Tinder revolutionized the dating world when it was launched five years ago.
The dating app’s unique design inspired a surge of location-based “swipe” apps which collectively morphed online dating from an odd, secretive habit into an acceptable way to meet partners.
Tran, a Seattle native who re-located to the Bay Area after stints with Student RND and Tune, said that he primarily made Color Dating after females consistently told him that “I don’t date Asian guys,” or, “I’m just not attracted to Asian guys.” Tran felt that this was unfair and that the trend carried over into dating apps like Tinder.

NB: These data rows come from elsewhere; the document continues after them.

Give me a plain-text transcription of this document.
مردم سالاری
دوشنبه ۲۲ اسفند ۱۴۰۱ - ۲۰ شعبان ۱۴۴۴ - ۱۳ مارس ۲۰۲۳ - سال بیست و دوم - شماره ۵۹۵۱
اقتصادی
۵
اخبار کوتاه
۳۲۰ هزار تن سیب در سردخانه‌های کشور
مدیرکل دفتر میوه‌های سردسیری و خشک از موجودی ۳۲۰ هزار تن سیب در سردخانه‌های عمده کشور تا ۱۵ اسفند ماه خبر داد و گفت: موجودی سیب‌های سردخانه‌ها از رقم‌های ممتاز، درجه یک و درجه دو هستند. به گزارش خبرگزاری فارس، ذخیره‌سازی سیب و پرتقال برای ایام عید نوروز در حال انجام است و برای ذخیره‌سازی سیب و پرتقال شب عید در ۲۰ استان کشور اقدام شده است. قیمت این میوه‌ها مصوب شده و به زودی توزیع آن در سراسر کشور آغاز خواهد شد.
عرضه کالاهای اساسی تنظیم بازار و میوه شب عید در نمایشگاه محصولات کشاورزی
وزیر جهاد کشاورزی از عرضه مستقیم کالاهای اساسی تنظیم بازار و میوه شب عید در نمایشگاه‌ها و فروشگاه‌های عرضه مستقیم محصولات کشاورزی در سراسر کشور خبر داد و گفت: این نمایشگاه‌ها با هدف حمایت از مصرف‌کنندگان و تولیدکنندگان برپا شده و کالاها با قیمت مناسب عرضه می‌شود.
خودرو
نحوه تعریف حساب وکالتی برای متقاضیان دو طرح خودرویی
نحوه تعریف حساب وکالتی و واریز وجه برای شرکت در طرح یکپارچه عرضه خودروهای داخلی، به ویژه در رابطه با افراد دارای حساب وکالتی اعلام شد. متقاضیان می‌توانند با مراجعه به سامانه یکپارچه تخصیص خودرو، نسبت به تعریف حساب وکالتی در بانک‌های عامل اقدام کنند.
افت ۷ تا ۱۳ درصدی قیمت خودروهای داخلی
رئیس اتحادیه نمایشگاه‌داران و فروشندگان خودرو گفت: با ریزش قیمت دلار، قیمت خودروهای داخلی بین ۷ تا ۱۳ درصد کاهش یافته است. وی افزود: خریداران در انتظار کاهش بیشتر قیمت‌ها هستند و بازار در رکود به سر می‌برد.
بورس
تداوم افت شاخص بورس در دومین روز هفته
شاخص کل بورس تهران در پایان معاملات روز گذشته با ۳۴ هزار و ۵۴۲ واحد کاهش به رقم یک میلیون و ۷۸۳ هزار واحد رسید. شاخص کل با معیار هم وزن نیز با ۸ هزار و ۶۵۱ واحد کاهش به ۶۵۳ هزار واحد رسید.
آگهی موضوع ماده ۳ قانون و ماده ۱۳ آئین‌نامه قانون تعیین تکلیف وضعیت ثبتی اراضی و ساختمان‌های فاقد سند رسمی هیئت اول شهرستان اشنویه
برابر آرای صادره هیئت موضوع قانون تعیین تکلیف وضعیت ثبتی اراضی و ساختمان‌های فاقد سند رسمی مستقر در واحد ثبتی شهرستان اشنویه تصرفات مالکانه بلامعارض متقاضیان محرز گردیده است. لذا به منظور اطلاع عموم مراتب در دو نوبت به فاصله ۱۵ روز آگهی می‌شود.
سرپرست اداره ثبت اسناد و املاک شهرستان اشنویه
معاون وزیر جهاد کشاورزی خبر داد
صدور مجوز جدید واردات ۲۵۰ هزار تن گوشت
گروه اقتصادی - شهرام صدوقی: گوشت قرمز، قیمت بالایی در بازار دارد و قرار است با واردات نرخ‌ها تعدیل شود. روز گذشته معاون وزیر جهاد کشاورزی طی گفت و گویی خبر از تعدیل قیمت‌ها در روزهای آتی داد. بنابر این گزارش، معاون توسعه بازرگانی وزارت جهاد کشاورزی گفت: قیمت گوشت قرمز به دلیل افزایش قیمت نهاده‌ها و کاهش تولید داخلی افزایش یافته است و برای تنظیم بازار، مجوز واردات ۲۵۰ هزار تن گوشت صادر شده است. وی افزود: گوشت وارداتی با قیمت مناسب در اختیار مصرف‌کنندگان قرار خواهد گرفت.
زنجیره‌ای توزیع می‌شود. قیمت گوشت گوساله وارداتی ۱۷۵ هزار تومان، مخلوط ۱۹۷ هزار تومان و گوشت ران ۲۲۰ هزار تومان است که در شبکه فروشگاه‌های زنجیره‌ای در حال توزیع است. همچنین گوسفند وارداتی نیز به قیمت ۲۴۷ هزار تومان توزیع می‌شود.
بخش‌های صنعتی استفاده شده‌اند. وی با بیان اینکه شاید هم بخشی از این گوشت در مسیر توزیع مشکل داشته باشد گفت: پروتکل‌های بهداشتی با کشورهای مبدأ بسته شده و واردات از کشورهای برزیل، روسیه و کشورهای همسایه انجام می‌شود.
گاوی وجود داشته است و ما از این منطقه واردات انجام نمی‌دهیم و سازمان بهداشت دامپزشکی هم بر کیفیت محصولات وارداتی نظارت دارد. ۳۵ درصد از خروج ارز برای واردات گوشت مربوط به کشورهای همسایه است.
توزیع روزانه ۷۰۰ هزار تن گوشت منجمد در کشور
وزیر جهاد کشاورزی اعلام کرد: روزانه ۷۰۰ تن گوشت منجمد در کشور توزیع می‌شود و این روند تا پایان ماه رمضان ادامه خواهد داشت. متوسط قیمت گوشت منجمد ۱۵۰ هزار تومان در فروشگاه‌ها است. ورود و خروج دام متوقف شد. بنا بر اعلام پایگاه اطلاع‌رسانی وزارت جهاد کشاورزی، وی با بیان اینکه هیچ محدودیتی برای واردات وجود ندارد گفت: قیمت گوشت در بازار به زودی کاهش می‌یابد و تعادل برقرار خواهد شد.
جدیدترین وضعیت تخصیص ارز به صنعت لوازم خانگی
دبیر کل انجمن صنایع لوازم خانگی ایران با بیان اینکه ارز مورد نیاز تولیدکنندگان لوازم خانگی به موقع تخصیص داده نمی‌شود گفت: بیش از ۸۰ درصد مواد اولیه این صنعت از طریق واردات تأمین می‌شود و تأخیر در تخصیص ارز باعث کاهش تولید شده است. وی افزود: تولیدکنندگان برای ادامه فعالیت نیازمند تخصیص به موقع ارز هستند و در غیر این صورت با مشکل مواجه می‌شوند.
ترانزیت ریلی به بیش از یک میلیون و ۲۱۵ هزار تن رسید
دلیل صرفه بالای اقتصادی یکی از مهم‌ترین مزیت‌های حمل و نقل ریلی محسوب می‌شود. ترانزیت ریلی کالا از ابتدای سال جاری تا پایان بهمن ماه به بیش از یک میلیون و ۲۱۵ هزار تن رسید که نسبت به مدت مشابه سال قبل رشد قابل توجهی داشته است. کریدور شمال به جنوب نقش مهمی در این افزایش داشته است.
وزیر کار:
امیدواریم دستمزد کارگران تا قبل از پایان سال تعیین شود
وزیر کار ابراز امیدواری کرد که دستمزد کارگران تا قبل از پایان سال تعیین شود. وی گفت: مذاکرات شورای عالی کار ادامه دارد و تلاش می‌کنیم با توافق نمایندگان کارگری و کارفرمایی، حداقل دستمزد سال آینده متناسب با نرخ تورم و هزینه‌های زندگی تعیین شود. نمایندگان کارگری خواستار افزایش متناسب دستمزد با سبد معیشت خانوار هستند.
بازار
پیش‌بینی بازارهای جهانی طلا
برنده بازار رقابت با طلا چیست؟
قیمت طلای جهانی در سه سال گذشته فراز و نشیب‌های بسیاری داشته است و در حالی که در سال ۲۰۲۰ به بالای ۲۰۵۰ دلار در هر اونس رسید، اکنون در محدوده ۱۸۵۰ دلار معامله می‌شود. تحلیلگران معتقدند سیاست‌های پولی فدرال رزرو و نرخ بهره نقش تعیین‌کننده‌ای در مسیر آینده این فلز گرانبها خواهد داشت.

He cited experiments that showed Asian males getting significantly fewer “matches” than Caucasian males and studies that demonstrated how difficult online dating can be for black women.
Yes, these daters clearly discriminate by race and height and looks and other superficial qualities, but they also temper these biases once they get to know one another.” People who are terribly picky in choosing partners online will relax their standards if they spend just three or four minutes talking to someone at a speed dating session.
The book offers incredible insight into topics like our habits, our political beliefs, our speech patterns — and the assumptions many people still make about entire populations.
“All the dating data I’ve seen fits Ok Cupid’s pattern: black people and Asian men get short shrift,” noted an Ok Cupid study from 2014.
Vu, who went through Y Combinator with two separate startups before launching Color Dating, said that the online dating experience — particularly for quick-swipe apps like Tinder — can be frustrating for minorities.
Generally, most users on OKC — and by extension, other sites — “swipe left” on black women and Asian men the most.
I’m a bit surprised at men’s openness to interracial dating.